Beckett’s prose work displays a similarly obsessive repetition, with facsimiles of phrases and characters recurring as the author circled around themes of human loneliness and isolation. S.E. Gontarski describes Beckett body of work as a process of distillation through which “novels were often reduced to stories, stories pared to fragments, first abandoned then unabandoned and ‘completed’ through the act of publication.”
When Lindsay first paired the two artists in 1972, Beckett suggested that they work with the text of Waiting for Godot. Johns rejected the idea, preferring to work with unpublished (i.e. uncompleted) material (we can imagine Beckett’s words fizzling in that unbridgeable gulf in one of the few photos of the pair).
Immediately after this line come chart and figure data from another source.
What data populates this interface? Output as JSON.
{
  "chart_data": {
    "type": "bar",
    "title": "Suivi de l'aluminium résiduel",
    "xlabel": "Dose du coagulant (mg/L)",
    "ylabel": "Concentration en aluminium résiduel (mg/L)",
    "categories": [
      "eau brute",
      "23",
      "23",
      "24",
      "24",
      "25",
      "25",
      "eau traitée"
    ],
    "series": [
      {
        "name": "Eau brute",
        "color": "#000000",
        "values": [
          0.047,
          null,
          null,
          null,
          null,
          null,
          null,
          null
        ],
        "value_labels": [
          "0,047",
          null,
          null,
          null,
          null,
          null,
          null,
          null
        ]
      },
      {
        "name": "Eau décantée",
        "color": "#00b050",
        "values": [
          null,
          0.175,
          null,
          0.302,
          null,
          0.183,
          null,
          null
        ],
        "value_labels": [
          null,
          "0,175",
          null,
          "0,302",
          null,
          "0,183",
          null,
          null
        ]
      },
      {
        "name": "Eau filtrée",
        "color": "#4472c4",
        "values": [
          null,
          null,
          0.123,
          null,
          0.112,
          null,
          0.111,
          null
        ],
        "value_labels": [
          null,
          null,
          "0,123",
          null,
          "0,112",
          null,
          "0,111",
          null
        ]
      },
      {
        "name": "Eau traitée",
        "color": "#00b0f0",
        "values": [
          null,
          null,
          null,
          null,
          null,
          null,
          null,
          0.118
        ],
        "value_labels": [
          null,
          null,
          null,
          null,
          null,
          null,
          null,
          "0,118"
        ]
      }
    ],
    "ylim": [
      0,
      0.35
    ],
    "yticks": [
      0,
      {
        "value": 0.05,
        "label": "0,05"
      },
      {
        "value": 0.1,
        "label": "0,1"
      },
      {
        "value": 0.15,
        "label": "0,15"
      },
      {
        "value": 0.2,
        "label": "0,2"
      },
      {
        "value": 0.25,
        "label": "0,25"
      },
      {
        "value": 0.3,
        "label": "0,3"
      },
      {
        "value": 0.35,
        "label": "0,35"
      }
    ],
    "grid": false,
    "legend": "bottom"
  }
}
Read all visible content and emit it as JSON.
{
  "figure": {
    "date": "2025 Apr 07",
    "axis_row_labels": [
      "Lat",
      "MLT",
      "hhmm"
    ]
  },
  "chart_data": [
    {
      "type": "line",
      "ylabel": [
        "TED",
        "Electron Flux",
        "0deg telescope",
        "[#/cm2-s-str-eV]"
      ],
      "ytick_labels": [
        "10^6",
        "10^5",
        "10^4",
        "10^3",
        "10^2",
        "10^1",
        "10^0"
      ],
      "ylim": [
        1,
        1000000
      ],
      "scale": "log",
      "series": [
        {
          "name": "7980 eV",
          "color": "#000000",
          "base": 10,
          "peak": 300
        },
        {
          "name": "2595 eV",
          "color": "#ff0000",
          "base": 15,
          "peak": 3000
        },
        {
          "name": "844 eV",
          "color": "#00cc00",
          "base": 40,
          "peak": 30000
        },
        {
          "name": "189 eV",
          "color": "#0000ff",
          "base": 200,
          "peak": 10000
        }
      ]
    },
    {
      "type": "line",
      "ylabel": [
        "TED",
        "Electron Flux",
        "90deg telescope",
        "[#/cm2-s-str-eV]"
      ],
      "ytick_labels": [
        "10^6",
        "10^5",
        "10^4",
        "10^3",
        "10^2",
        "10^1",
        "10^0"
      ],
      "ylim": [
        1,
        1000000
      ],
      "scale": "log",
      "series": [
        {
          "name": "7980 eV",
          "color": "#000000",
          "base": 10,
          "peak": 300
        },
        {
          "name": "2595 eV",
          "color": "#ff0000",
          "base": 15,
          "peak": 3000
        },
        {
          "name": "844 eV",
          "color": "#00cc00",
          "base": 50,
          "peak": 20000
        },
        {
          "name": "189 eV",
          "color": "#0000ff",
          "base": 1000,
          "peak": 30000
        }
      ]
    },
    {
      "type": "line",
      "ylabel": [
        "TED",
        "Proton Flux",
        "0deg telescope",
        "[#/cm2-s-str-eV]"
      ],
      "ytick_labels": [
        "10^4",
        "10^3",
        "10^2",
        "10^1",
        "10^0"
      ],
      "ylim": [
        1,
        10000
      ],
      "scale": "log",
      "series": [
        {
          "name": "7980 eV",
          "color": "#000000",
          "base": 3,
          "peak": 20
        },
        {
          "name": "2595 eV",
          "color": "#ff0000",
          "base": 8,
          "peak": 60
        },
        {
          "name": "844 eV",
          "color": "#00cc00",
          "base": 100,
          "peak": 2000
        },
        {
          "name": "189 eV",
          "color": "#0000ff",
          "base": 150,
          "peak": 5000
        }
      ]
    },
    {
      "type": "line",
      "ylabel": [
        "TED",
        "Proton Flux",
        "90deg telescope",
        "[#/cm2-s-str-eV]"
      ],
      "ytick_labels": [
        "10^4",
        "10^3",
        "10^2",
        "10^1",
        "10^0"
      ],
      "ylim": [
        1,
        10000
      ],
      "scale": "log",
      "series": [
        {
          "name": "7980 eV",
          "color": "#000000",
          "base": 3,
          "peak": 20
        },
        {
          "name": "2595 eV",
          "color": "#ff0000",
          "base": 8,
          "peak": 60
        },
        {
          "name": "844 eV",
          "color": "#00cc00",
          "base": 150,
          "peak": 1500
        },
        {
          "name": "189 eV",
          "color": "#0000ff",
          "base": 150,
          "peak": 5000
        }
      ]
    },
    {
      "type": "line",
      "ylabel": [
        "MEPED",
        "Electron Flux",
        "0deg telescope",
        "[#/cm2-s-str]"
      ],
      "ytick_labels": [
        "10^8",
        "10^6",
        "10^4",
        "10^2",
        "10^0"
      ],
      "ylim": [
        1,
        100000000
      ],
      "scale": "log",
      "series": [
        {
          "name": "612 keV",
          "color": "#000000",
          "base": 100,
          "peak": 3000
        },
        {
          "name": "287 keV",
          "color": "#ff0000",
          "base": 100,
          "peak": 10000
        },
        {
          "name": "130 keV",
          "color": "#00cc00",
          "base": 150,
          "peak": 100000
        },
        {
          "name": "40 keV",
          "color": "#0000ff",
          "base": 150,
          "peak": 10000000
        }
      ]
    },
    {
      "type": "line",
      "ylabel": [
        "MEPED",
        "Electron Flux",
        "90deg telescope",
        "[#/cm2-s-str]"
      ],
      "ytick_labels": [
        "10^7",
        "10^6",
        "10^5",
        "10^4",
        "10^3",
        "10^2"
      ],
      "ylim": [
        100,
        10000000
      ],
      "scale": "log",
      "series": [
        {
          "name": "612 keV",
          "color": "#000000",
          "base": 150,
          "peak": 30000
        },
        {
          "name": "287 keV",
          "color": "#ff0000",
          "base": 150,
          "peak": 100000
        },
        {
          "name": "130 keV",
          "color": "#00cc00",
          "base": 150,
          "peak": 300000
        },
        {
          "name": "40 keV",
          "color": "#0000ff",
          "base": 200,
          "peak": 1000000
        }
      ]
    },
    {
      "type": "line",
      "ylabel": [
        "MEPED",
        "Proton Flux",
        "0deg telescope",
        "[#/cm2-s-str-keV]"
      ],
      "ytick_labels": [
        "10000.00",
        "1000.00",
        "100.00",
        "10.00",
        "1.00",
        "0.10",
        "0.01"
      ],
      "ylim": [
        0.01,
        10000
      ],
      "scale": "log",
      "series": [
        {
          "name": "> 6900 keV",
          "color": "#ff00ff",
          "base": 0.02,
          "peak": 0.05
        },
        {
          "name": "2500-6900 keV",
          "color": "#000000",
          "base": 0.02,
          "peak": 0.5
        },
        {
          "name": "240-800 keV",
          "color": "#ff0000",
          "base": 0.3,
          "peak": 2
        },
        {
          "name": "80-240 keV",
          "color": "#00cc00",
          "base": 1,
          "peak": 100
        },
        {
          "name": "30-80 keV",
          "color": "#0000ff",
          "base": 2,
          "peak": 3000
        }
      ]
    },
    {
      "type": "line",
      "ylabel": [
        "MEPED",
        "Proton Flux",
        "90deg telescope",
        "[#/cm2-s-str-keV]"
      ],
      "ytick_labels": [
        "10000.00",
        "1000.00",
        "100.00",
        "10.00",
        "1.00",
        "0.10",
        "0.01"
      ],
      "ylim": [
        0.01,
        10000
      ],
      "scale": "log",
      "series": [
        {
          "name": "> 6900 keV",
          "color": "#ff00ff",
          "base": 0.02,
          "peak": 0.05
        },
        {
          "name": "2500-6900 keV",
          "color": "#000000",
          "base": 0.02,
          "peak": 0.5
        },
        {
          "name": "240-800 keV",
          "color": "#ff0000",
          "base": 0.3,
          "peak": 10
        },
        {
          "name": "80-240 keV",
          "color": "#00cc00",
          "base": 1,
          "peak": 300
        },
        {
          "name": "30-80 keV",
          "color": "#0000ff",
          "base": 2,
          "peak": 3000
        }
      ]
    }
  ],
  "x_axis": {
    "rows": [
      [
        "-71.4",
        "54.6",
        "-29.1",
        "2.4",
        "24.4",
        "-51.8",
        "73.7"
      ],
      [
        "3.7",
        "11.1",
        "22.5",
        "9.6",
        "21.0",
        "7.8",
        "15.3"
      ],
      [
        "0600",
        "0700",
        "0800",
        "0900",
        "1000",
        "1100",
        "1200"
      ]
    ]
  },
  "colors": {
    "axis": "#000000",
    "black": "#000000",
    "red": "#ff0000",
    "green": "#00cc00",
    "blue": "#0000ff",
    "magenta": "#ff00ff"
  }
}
Instead, Beckett sent Johns collection of eight prose poems that were eventually published on their own 1976, the same year Petersburg Press produced 250 limited edition copies of Foirades/Fizzles. So much for using exclusive, unpublished work.
Johns selected five of Beckett’s eight fizzles, and then turned to a previous creation of his own. Untitled (1972) is a 6 foot tall panorama of four discrete panels—one of a crosshatching motif that appears in much of Johns’ repertoire, two with flagstone imagery, and a fourth with plaster casts of human body parts mounted on wooden slats and affixed to the canvas. For the Petersburg book, Johns created a series of etchings that refract and rearrange the elements of Untitled (1972): variations on the crosshatchings, obsessively re-printed flagstones, and the body parts of the fourth panel rendered with different textures, contrasts, and scales. To introduce each fizzle, Johns also created stencils of the numbers one through five, a motif that he had been reshaping in paintings and prints for the past 10 years.
Scholars have devoted reams of paper to naming the precise logic that guided Johns in his obsessive duplication of the images in Foirades/Fizzles. “Above all,” says Richard Field, “Johns wished to demonstrate that the four panels [of Untitled (1972)] were not a totally arbitrary assemblage.” As if somehow, by creating variations on these motifs and by pairing them with further discontinuous texts, the reader might be able to invent the pathways that traverse the gulf between the four discrete panels. But whatever hope of clear insight we may have, the book refuses to supply the satisfying synthesis. As Rothfuss notes, when we linger too long amidst the handmade pages of Foirades/Fizzles, “we are left with a vague sense of something amiss.”
The three slideshows in the blog post represent an attempt to trace down the echoes of the fizzled collaboration between Johns and Beckett: the three fizzles omitted from Foirades/Fizzles, paired with other Johns experiments with the imagery from Untitled (1972) and from his settings of numbers. They remind us that the sense of something amiss generated within Foirades/Fizzles also reverberates outwards, recycled again and again in image and text. Or, as one of the fizzles describes:
"Then the echo is heard, as loud at first as the sound that woke it and repeated sometimes a good score of times, each time a little weaker, no, sometimes louder than the time before, till finally it dies away."